Il lui incombe donc de définir et de mettre en oeuvre, s’agissant de la partie qui nous intéresse directement dans ce dossier, des programmes forestiers dans le cadre de forêts plantées essentiellement, « au sens large de l’arbre et de la forêt, jusqu’à la cocoteraie ».


Elle est ainsi en charge des forêts de production de bois. Elle offre par ailleurs son soutien logistique à la DIREN (direction de l’environnement), amenée quant à elle au fil du temps à assumer la gestion des forêts naturelles.


 

Les chiffres

Concrètement, la ressource, aujourd’hui, ce sont un peu plus de 5 000 hectares de Pins plantés et en bonne partie prêts à être exploités car arrivés à maturité pour la production de bois d’oeuvre. Des plantations situées aux Marquises (à Nuku Hiva et Hiva Oa) ; aux Tuamotu-Gambier (Mangareva) ; aux îles Sous-le-Vent (Huahine, Raiatea, Taha’a) ; aux îles-du-Vent (Tahiti et Moore) ; et aux Australes (Rimatara, Rurutu, Raivave, Tubuai, Rapa). La direction de l’agriculture (DAG) qui les supervise étant également en charge de l’exploitation de cette ressource (voir encadré), le programme forestier a pris la forme ces dernières années de créations de scieries, qui représentent aujourd’hui une cinquantaine d’emplois directs et devraient au terme du programme, d’ici 2025, voir cet effectif doubler.
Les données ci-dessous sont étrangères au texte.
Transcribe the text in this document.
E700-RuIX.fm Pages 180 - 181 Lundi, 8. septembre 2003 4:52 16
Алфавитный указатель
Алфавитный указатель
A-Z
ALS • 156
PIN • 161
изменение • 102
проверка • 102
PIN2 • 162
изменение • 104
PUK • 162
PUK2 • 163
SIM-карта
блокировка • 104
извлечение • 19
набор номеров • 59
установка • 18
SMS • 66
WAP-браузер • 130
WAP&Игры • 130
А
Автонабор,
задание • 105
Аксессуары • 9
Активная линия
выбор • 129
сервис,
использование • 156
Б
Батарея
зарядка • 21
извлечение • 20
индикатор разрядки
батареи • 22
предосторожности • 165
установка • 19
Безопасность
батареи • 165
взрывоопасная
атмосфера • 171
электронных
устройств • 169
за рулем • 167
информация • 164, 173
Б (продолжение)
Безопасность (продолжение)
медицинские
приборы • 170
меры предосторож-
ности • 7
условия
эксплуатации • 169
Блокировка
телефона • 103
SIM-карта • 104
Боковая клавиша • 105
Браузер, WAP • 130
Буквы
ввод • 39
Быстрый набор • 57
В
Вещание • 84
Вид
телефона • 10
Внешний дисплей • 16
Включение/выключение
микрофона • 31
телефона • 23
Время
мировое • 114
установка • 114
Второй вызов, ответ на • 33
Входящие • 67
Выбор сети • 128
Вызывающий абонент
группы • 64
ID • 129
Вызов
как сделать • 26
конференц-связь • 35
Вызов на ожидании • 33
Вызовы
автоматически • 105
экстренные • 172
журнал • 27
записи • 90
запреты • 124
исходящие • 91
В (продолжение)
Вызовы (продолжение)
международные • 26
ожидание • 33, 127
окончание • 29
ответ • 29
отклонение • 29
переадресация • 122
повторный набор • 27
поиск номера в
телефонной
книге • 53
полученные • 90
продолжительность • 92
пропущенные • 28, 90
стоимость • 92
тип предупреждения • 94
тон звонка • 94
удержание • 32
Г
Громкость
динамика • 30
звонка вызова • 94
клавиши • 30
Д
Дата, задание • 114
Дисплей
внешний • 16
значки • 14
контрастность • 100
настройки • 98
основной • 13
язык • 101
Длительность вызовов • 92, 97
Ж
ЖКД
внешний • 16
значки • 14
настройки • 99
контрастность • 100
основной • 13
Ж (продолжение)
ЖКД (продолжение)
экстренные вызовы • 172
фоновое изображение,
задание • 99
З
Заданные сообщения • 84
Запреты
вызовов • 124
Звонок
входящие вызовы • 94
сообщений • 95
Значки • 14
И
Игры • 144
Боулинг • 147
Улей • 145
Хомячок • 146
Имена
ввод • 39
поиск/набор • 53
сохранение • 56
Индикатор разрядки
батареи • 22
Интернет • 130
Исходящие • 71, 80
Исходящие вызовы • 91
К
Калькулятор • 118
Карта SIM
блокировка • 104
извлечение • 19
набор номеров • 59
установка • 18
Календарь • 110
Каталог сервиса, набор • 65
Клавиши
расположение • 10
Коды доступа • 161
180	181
Ces scieries, dédiées chacune à la gestion et à l’exploitation de la ressource présente exclusivement sur l’île sur laquelle elles sont implantées, sont précisément dimensionnées en fonction des surfaces dédiées à cette ressource, qui vise un marché de 35 000 m3 de bois de construction jusque-là importé en Polynésie française. Elles sont encore pour l’heure en cours d’implantation (voir encadré).


Toutes ces structures sont également vouées à être alimentées uniquement avec du Pin local.

Le déploiement des scieries

L’archipel des Marquises compte déjà deux scieries à Hiva Oa et Nuku Hiva mais une troisième structure, plus importante, devrait encore voir le jour sur cette dernière île en 2022. Même chose à Raiatea, qui accueille déjà une scierie mais devrait en recevoir une deuxième d’ici à la fin de cette année/début de la suivante. Tubuai, aux Australes, dispose de sa propre scierie depuis 2014, mais l’archipel en accueille une autre à Rurutu tout en comptant sur une troisième à Rapa, prévue pour fin 2021. Aux îles-du-Vent, Moorea dispose de deux scieries, tout comme l’île de Tahiti qui accueille les siennes à Faa’a et Papara. Enfin pour les Gambier, c’est pour l’instant la commune qui se charge de cette activité pour la petite île de Mangareva.



Les perspectives d’avenir

Si la filière n’en est encore qu’aux prémices de la phase exploitation/commercialisation, la DAG, qui non seulement encadre la mise en place des scieries et fait avancer la partie réglementaire (voir encadré) mais est également en charge de la vente du bois, de la reconstitution des peuplements et de la gestion pérenne de la ressource, consacre d’ores et déjà de nombreux efforts à maintenir les surfaces afin de pouvoir faire durer les scieries et l’activité. Aujourd’hui largement occupée à rentabiliser la matière première avant « qu’elle ne périclite », elle se projette aussi vers des horizons où le Fenua verra sans doute les surfaces dévolues aux Pins nettement se réduire. En effet, en marge du fait de ne pas connaître précisément sa durée de vie forcément limitée, cette ressource entre en concurrence avec d’autres considérations économiques, surtout dans un Pays où le foncier reste une problématique récurrente. Sous la pression croissante de l’urbanisation et de l’agriculture, les experts savent déjà que la Polynésie ne comptera sans doute plus que 2 000 hectares de Pins en gestion pérenne d’ici 10 à 15 ans.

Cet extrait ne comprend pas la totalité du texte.